The conference looked at how the European Social Model - a model for European socio-economic planning which grew out of the aftermath of the second world war, and which stressed the protecting the common good, has been undermined since the crisis began in 2008, and considered responses to this.

Prof Fahey looked at lessons that might be taken from the European response to the economic crisis and massive national debts after World War II. Debt in Britain and France approached 250 per of GDP, and in Germany 300 per cent of GDP - which was “well in excess of what most indebted countries in western Europe face today”.

While a “burst of inflation” reduced debt to 40 per cent of GDP in France by 1950, and Germany, which he described as the “Greece of the day” obtained generous debt forgiveness through the intervention of the United States, Britain was determined to protect sterling’s status and refused to consider any kind of default.

“It thus represented a massive cumulative drain on British resources” and the economy grew far more slowly that those of France or Germany.

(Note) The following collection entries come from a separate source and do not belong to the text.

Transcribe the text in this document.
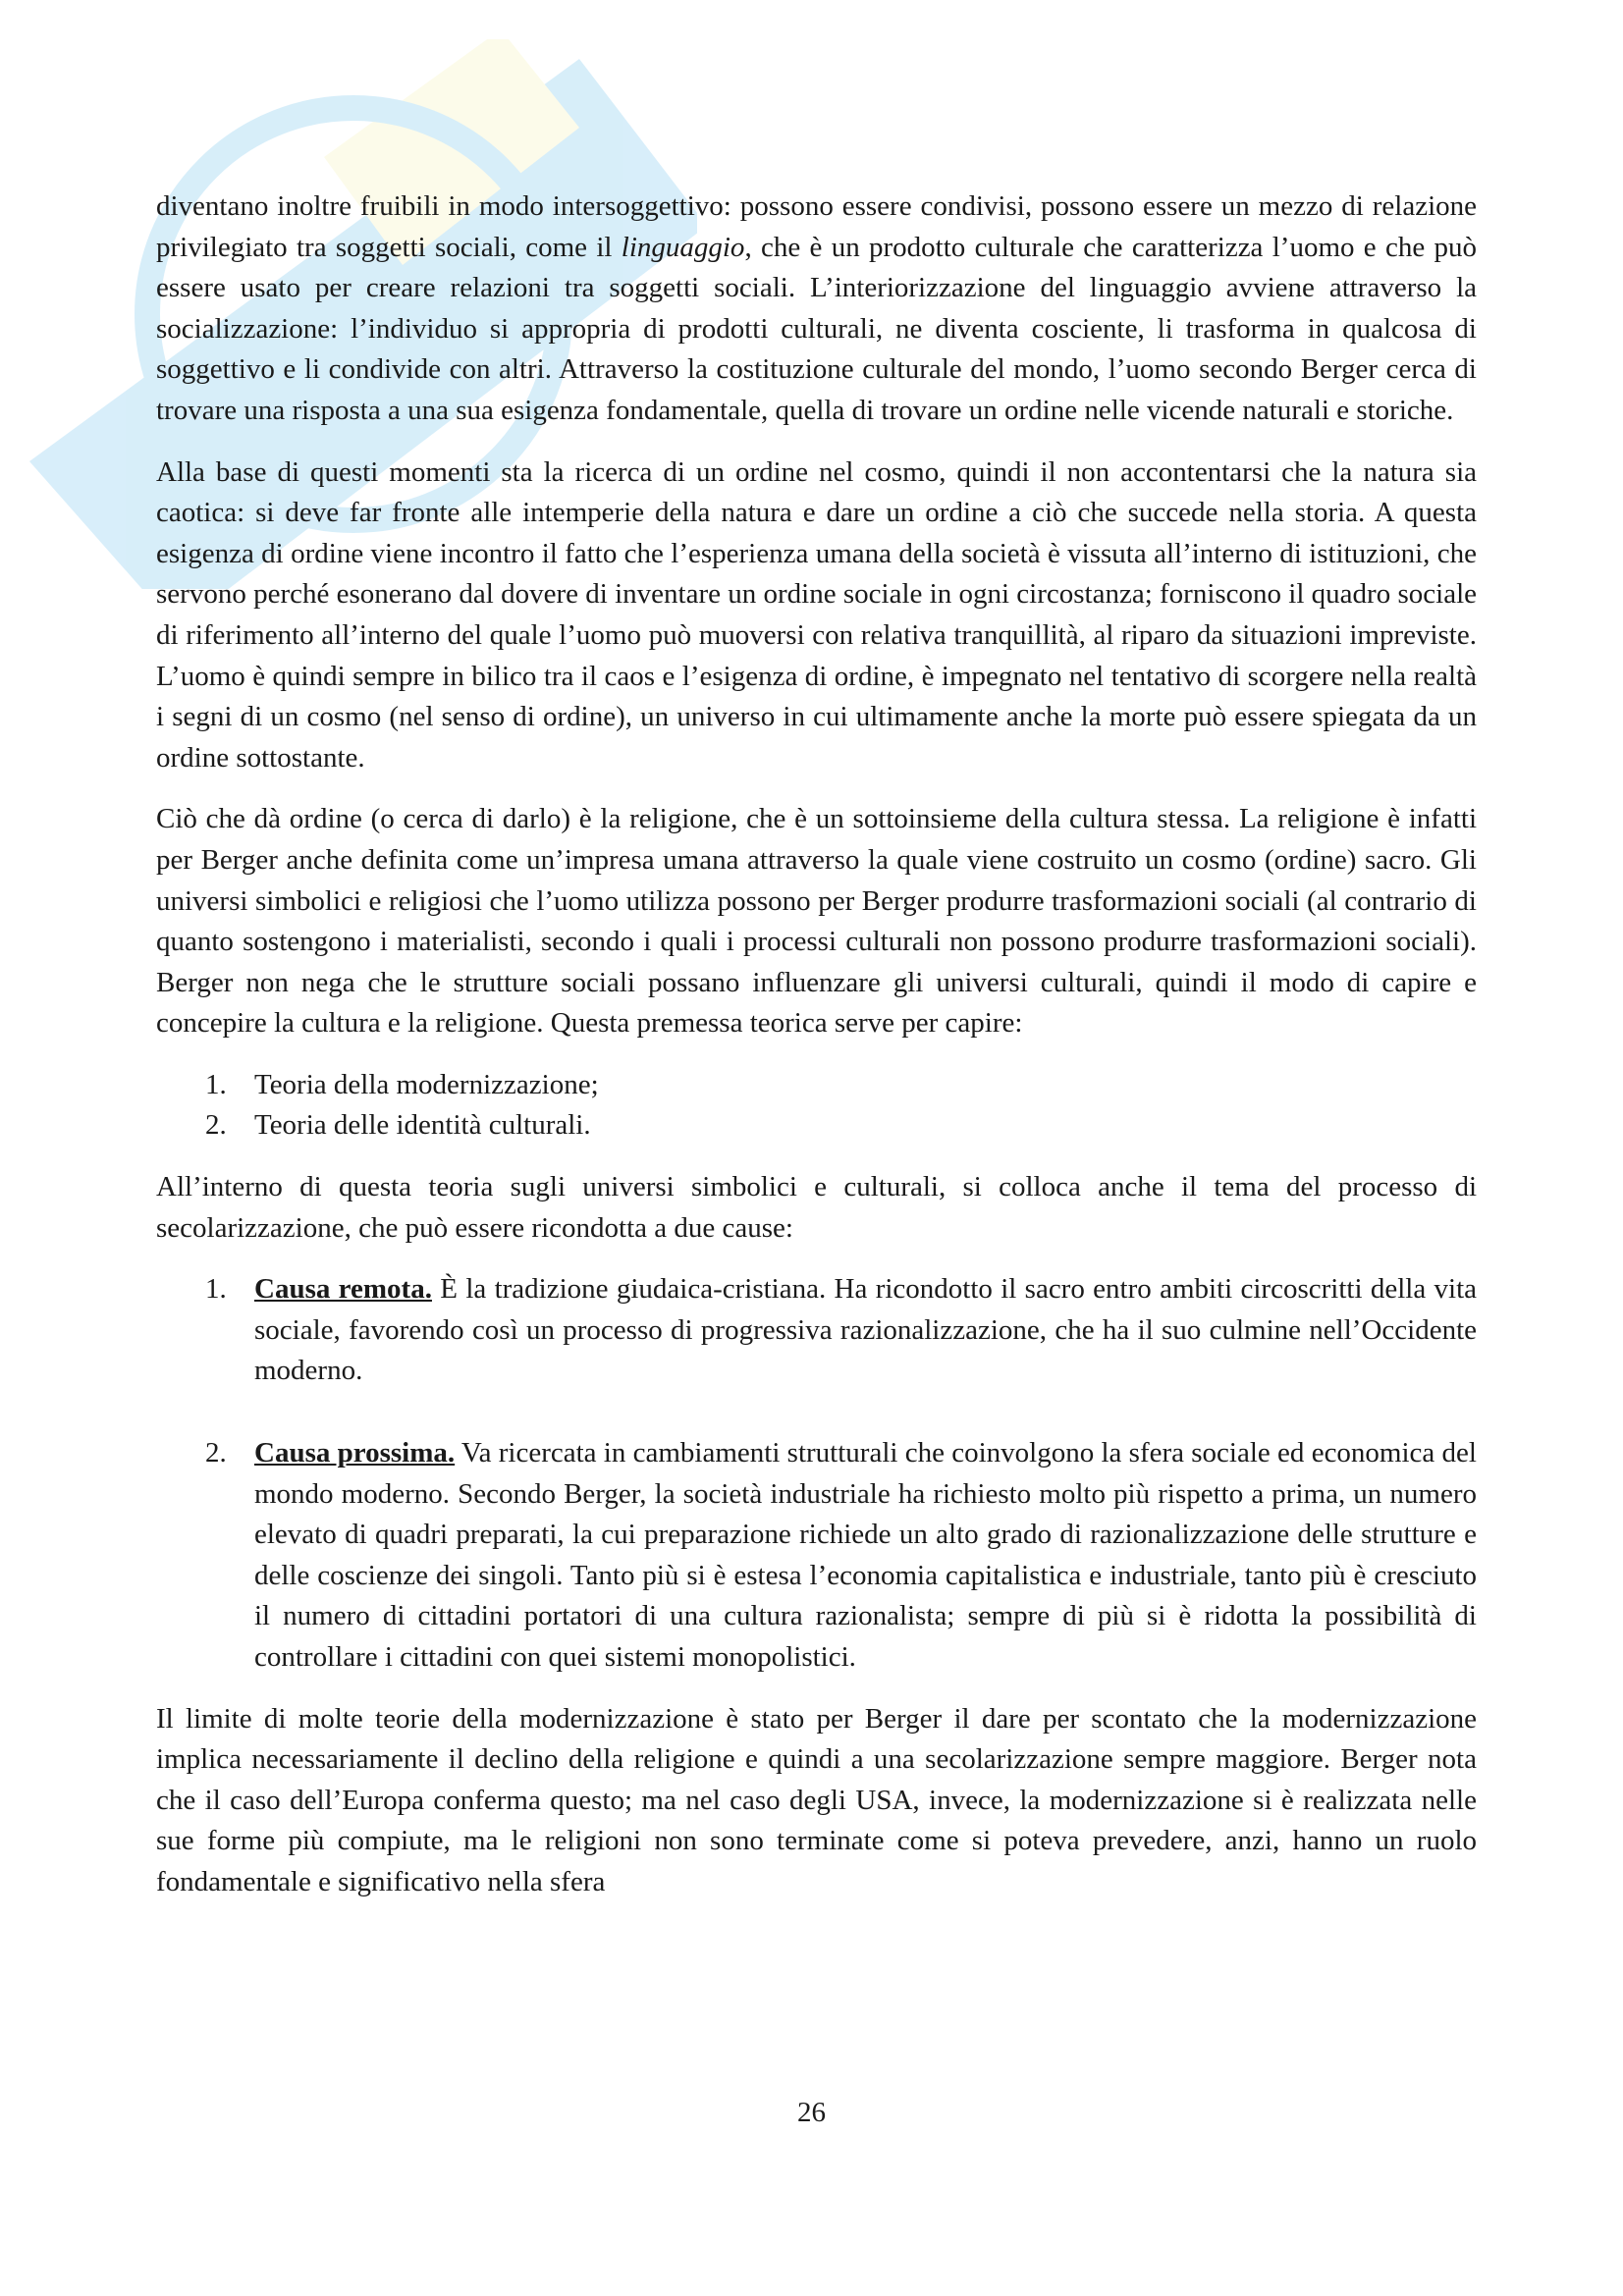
diventano inoltre fruibili in modo intersoggettivo: possono essere condivisi, possono essere un mezzo di relazione privilegiato tra soggetti sociali, come il linguaggio, che è un prodotto culturale che caratterizza l’uomo e che può essere usato per creare relazioni tra soggetti sociali. L’interiorizzazione del linguaggio avviene attraverso la socializzazione: l’individuo si appropria di prodotti culturali, ne diventa cosciente, li trasforma in qualcosa di soggettivo e li condivide con altri. Attraverso la costituzione culturale del mondo, l’uomo secondo Berger cerca di trovare una risposta a una sua esigenza fondamentale, quella di trovare un ordine nelle vicende naturali e storiche.

Alla base di questi momenti sta la ricerca di un ordine nel cosmo, quindi il non accontentarsi che la natura sia caotica: si deve far fronte alle intemperie della natura e dare un ordine a ciò che succede nella storia. A questa esigenza di ordine viene incontro il fatto che l’esperienza umana della società è vissuta all’interno di istituzioni, che servono perché esonerano dal dovere di inventare un ordine sociale in ogni circostanza; forniscono il quadro sociale di riferimento all’interno del quale l’uomo può muoversi con relativa tranquillità, al riparo da situazioni impreviste. L’uomo è quindi sempre in bilico tra il caos e l’esigenza di ordine, è impegnato nel tentativo di scorgere nella realtà i segni di un cosmo (nel senso di ordine), un universo in cui ultimamente anche la morte può essere spiegata da un ordine sottostante.

Ciò che dà ordine (o cerca di darlo) è la religione, che è un sottoinsieme della cultura stessa. La religione è infatti per Berger anche definita come un’impresa umana attraverso la quale viene costruito un cosmo (ordine) sacro. Gli universi simbolici e religiosi che l’uomo utilizza possono per Berger produrre trasformazioni sociali (al contrario di quanto sostengono i materialisti, secondo i quali i processi culturali non possono produrre trasformazioni sociali). Berger non nega che le strutture sociali possano influenzare gli universi culturali, quindi il modo di capire e concepire la cultura e la religione. Questa premessa teorica serve per capire:

1. Teoria della modernizzazione;
2. Teoria delle identità culturali.

All’interno di questa teoria sugli universi simbolici e culturali, si colloca anche il tema del processo di secolarizzazione, che può essere ricondotta a due cause:

1. Causa remota. È la tradizione giudaica-cristiana. Ha ricondotto il sacro entro ambiti circoscritti della vita sociale, favorendo così un processo di progressiva razionalizzazione, che ha il suo culmine nell’Occidente moderno.
2. Causa prossima. Va ricercata in cambiamenti strutturali che coinvolgono la sfera sociale ed economica del mondo moderno. Secondo Berger, la società industriale ha richiesto molto più rispetto a prima, un numero elevato di quadri preparati, la cui preparazione richiede un alto grado di razionalizzazione delle strutture e delle coscienze dei singoli. Tanto più si è estesa l’economia capitalistica e industriale, tanto più è cresciuto il numero di cittadini portatori di una cultura razionalista; sempre di più si è ridotta la possibilità di controllare i cittadini con quei sistemi monopolistici.

Il limite di molte teorie della modernizzazione è stato per Berger il dare per scontato che la modernizzazione implica necessariamente il declino della religione e quindi a una secolarizzazione sempre maggiore. Berger nota che il caso dell’Europa conferma questo; ma nel caso degli USA, invece, la modernizzazione si è realizzata nelle sue forme più compiute, ma le religioni non sono terminate come si poteva prevedere, anzi, hanno un ruolo fondamentale e significativo nella sfera

26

“Real economics in Europe could have been swamped by financial obligations but the decision was made to liberate the economies to grow, and liquidate the debts.”

How debt was handled was not an economic decision but a political one, and it was “ludicrous” that financial people, particularly bankers who had held too much, uncontrolled sway before the crisis, were still dictating policy in Europe , he said.

Anna Coote, head of social policy with the British think-tank, the New Economic Forum, argued the current crisis could be the opportunity for a radical rethink of how we organised and valued working life.

She said the economic worth of unpaid work should be recognised, while the working week should be reduced as part of a move to a “new settlement” in Europe.